"William A. Rowe, Jr." wrote:
> 
> > That is, if the URI is index.bak, we can only negociate
> > amongst variants matching index.bak* -- NOT index.*.bak*.
> 
> What's your rational?  I agree that index[.*].bak[.*] is broader
> than index.bak[.*] --- but I'm wondering why you feel this way?
> 
> Say that we want to point the user to the english index page.
> Why shouldn't a request for index.en discover index.html.en or
> index.cgi.en?

Negociation is done using the header field values, NOT the
URI.  "index.en" is NOT a request for an English variant
of "index", it is a request for [possibly some variant of]
an object named "index.en" -- period.  That a portion of the
specified URI happens to match a value that has meaning in
negociation is completely coincidental -- and irrelevant.  We
cannot co-opt nor interpret nor decompose the value of the
URI in negociation; all we can use are the parameters in the
header and the resource (read: file) names.

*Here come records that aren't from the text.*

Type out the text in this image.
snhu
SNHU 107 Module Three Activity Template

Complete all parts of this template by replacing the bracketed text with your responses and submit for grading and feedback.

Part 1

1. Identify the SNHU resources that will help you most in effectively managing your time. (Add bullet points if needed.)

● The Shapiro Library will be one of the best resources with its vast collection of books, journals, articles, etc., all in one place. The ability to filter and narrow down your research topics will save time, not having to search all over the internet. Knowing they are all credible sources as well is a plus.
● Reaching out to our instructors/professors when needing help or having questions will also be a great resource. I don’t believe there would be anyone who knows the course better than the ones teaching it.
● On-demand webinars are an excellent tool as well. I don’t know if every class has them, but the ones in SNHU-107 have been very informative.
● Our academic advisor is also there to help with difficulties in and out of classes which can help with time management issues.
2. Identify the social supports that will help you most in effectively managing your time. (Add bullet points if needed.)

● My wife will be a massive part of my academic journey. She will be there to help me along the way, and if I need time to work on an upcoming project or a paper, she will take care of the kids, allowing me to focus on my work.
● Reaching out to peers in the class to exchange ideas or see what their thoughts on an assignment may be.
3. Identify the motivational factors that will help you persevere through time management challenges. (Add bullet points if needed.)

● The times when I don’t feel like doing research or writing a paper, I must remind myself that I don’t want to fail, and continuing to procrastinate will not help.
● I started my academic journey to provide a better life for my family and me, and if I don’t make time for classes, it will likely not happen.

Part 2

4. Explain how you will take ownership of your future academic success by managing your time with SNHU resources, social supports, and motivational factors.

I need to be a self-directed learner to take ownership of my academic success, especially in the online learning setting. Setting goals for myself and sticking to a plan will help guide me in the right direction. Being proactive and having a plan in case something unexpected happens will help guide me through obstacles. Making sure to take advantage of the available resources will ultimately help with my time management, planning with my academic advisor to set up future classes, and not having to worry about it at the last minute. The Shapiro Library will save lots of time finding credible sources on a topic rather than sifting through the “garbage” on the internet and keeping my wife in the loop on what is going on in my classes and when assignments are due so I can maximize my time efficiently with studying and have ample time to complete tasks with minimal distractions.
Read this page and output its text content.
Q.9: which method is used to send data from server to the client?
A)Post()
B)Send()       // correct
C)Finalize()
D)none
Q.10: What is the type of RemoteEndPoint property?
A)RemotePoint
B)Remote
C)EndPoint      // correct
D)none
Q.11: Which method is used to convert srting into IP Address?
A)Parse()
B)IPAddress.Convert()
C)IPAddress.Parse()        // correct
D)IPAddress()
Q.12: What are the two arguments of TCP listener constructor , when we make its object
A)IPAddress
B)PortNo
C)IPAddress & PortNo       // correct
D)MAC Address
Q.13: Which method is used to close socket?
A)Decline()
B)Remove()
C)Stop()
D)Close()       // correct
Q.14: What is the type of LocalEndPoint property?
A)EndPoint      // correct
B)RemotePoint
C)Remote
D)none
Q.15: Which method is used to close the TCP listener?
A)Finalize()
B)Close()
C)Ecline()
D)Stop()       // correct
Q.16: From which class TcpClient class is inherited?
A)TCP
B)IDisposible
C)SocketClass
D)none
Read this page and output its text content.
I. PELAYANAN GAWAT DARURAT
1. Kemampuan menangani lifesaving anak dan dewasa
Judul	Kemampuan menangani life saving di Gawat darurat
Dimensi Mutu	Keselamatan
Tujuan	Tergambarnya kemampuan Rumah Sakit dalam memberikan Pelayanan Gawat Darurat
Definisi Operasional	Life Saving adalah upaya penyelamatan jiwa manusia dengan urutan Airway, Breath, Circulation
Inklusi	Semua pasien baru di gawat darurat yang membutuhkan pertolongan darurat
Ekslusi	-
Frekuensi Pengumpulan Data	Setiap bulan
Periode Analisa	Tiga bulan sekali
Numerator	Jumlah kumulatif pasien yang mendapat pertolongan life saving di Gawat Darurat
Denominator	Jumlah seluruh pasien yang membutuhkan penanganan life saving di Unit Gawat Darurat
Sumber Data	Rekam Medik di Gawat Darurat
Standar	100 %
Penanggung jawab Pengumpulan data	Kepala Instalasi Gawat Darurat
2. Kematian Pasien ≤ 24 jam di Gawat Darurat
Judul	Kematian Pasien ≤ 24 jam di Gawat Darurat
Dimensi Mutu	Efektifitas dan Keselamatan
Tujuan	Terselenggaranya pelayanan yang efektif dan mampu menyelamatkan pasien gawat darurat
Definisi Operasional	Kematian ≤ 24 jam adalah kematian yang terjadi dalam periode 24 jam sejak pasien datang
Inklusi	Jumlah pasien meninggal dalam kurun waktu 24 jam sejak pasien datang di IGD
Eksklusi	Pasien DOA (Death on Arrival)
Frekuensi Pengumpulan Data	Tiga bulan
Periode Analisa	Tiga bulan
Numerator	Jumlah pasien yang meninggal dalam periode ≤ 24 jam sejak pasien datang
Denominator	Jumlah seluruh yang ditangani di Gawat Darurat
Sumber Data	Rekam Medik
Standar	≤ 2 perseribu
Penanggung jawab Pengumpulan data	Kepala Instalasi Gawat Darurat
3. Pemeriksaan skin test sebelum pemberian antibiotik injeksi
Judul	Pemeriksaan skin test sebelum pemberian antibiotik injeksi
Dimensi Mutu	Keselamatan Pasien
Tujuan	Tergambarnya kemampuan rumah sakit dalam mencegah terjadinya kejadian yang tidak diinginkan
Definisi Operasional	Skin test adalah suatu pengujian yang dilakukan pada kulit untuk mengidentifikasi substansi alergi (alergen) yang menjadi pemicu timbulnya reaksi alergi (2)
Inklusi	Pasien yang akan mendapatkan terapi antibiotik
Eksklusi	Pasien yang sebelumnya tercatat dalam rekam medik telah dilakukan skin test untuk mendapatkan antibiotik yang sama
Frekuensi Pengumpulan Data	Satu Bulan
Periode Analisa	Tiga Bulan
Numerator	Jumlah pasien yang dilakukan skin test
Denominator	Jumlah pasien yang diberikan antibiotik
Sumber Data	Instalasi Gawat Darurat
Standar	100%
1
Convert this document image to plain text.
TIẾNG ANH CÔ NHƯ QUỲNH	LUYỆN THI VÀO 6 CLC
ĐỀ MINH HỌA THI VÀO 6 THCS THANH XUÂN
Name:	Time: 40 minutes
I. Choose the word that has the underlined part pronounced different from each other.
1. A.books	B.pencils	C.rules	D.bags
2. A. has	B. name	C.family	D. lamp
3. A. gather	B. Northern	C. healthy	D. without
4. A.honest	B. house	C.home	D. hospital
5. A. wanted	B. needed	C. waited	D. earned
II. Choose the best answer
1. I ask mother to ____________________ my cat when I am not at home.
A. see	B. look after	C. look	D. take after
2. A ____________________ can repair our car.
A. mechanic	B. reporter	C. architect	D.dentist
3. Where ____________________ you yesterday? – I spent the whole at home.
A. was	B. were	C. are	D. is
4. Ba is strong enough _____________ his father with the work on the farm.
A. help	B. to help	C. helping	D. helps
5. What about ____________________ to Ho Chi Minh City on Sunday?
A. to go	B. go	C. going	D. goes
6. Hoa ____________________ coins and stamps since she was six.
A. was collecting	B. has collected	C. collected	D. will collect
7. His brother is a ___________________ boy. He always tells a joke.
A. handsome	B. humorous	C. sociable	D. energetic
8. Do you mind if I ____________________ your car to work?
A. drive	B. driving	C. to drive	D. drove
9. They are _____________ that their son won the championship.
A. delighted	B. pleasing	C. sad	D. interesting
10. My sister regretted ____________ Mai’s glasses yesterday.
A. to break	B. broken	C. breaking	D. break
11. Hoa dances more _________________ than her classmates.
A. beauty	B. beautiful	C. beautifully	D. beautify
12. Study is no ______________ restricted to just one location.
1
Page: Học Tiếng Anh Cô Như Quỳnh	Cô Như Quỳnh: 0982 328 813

If it were meant to be used as a negociation axis, it would
be in the header fields and absent from the URI.  That it is
explicit in the URI removes it from participation in any
negociation axes.

If the URI is "index.en", an explicitly English variant must
match "index.en*.en*".

Ordering is an issue for sure, but playing games, by decomposing
the URI and trying to guess what it means, only complicates
matters and is not on.

All IM[NS?]HO..  although Roy may have something to say on
this.
-- 
#ken    P-)}

Ken Coar, Sanagendamgagwedweinini  http://Golux.Com/coar/
Author, developer, opinionist      http://Apache-Server.Com/

"All right everyone!  Step away from the glowing hamburger!"